Well, maybe enchants is the wrong word, as there was very little enchanting about John Schlesinger's adaptation of Nathanael West's The Day of the Locust, so as far as that went they got that right about the source. One of the most caustic parables of Hollywood ever written, West's novel was partly based on his experiences as a screenwriter there during the Great Depression, and by all accounts he did pretty well out of it when millions of his countrymen were starving. He saw that it was not simply wealth the public were in need of, but entertainment as well, and he was not impressed by this compulsion.

Therefore he wrote this, a short, snappy and mean tale of the power of the moviegoers and what happens when they turn into a mob through sheer strength of numbers and the thwarting of their impossible dreams. The book's stature only grew after West's untimely death in 1940, as a film, however many creative types thought they could bring it to the screen, something always foiled them, and when Schlesinger and Waldo Salt's script finally succeeded, it was a complete disaster at the box office. For those who liked the original, there was too much to complain about in the choices, for those who hadn't, it was an incredibly offputting experience.

This could be compared to the contemporary adaptation of The Great Gatsby, not least because they looked so similar in style with the sheen of golden nostalgia affecting every frame, and similarly missing the point for too many audiences who might otherwise have been sympathetic. Not that the characters are likeable, far from it as their baser desires and urges tend to navigate their way through the plot for them, even the meek and schlubby Homer Simpson (Donald Sutherland, who doesn't show up for over forty minutes), the man flighty Faye (Black was miscast) finally settles on as her partner. It should be noted that Sutherland was not playing the yellow, overweight cartoon man of popular sitcom fame, that was pure coincidence.

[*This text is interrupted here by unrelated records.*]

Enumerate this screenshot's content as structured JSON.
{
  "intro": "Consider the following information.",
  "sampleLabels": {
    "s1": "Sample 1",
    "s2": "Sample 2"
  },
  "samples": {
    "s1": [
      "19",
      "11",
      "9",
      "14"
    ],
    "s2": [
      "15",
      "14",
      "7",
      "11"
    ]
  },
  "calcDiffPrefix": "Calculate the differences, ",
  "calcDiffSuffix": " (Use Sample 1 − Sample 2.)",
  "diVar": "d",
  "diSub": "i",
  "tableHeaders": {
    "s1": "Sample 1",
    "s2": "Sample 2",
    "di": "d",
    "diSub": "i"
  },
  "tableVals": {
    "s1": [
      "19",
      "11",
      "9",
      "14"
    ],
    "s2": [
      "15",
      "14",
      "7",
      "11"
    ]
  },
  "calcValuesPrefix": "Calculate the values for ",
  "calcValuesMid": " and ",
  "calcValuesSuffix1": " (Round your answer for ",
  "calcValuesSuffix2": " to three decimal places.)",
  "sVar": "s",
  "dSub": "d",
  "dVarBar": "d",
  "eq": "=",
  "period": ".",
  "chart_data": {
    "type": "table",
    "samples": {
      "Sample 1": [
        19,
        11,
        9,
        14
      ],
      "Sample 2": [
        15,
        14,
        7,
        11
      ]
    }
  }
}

It might have made for an even stranger movie, of course, but for the most part without West's prose to force you through to its devilish denouement, The Day of the Locust as envisioned here was a real trudge, with only occasional sequences standing out - for example Meredith's slog through the rich folk's homes as he tries to sell his snake oil and laughs himself into a heart attack in the process, or the near-fatal collapse of the set Tod has designed, coming about because the bosses don't care about safety and care all too much about profit. But then you reach the final twenty minutes and at last Schlesinger found the tone he was looking for: abject horror. The ending which is triggered by Homer punishing the vilest character, a child, is among the most vicious of this or any decade, building from harrowing to positively apocalyptic, a truly powerful climax that left more than one viewer shaken. Trouble is, it's a long road to get there, and when you do many might wonder if this was what they really wanted to see. Music by John Barry.